From our third-row seats immediately to the right of the president’s box, we could watch the entrada forming for the entry and then, when the cuadrilla was in place for the first fight, look straight up the tunnel as the bull came charging out. Bulls fought by the novilleros are called novillos, smaller and lighter than the toros—big fighting bulls—but there wasn’t any difference between them that I could see, unless it was that El Juli’s animals were faster and more furious than those Antonio Urrutia and Carlos Rondero faced: all of them magnificent grey bulls with perfectly symmetrical horns from the breeding ranch of Cerro Viejo. El Juli himself was a beautiful boy who would have been perfectly cast in an episode of Brideshead Revisited and who possessed the aplomb, stage-presence, and panache of a man of 40 who had been fighting bulls all his life. In spite of the slight uncooperativeness of his first novillos. El Juli performed brilliantly, planting his own banderillas with a style and accuracy that challenged the older men who followed to call off their banderilleros and match the performance. Watching him in the faena, passing the bull so close to his body that he was bumped twice by the horn, I felt not only that I truly understood the bullfight for the first time, but that this was also the first occasion when I was actually seeing it—or being made to see it. On the afternoon of April 11, the separate faenas—Urrutia’s and Rondero’s as well as El Juli’s—unfolded in a fluid series of perfectly executed passes, to which the only possible response was: “Yes. That is how it is supposed to be always, you have never seen it quite this good before, and now that you have seen it you will never forget what good looks like, how everything really is supposed to be, and now you have a standard of perfection by which to judge every fight that you will ever see between this afternoon and the end of your life.”

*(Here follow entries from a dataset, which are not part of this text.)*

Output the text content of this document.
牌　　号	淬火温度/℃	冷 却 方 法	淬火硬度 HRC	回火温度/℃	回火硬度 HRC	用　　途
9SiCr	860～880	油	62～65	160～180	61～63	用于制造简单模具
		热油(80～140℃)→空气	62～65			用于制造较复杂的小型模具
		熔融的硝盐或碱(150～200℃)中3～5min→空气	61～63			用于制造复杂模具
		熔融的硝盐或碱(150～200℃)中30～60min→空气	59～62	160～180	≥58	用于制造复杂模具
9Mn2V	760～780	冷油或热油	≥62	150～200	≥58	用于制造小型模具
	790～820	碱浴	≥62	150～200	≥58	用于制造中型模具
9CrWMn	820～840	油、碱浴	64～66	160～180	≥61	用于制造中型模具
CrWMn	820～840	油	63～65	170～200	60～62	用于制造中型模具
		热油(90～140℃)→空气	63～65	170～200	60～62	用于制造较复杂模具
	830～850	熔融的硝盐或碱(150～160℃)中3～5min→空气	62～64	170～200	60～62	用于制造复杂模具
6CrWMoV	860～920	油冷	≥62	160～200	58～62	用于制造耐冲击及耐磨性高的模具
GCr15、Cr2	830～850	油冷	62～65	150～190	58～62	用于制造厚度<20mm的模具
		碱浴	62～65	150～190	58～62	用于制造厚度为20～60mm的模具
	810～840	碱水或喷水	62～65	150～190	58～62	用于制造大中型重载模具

The second half of the corrida was disfigured by a drunk who tossed a plastic bottle filled with branch water at one of the picadores (always the most unpopular of the cuadrilla), hitting him in the side of the head and nearly knocking his cap off The picador, who at the moment of impact was leaning on his lance to press the steel point deeper into the bull’s shoulder hump, shot a killing look into the crowd which, rising simultaneously to its feet, shouted, “Fuera! Fuera! Fuera!” in unison as the police moved in to apprehend the culprit and Rondero, shrugging, seated himself across the ring to await the restoration of order. But the wind, which got up just after he had killed his first bull, though it scoured the faces of everyone sitting on the sombra side of the arena, allowed the three toreros to show what they were capable of in the most dangerous conditions that a bullfighter can know in the ring. El Juli, concerned but not in the least intimidated or flustered, gestured to his cuadrilla as he stepped out to take the bull from them. Following the faena that ensued he killed beautifully by a perfectly placed estocada and was awarded an ear by the president, which he afterwards tossed to the arena’s equivalent of the peanut gallery as he exited the ring.

After the corrida we washed up at the hotel and then went for dinner at La Fogata on the Avenida 17 septiembre. The restaurant wasn’t there—not just closed but the building removed down to the foundation with that sudden and final dispensation that awaits so many things in Mexico, including bulls. We found a fish place and dined there for 20 dollars for the two of us, while in the Catedral de Nuestia Sefiora the Easter Vigil went on and on and, in the wide streets, a hot wind blew.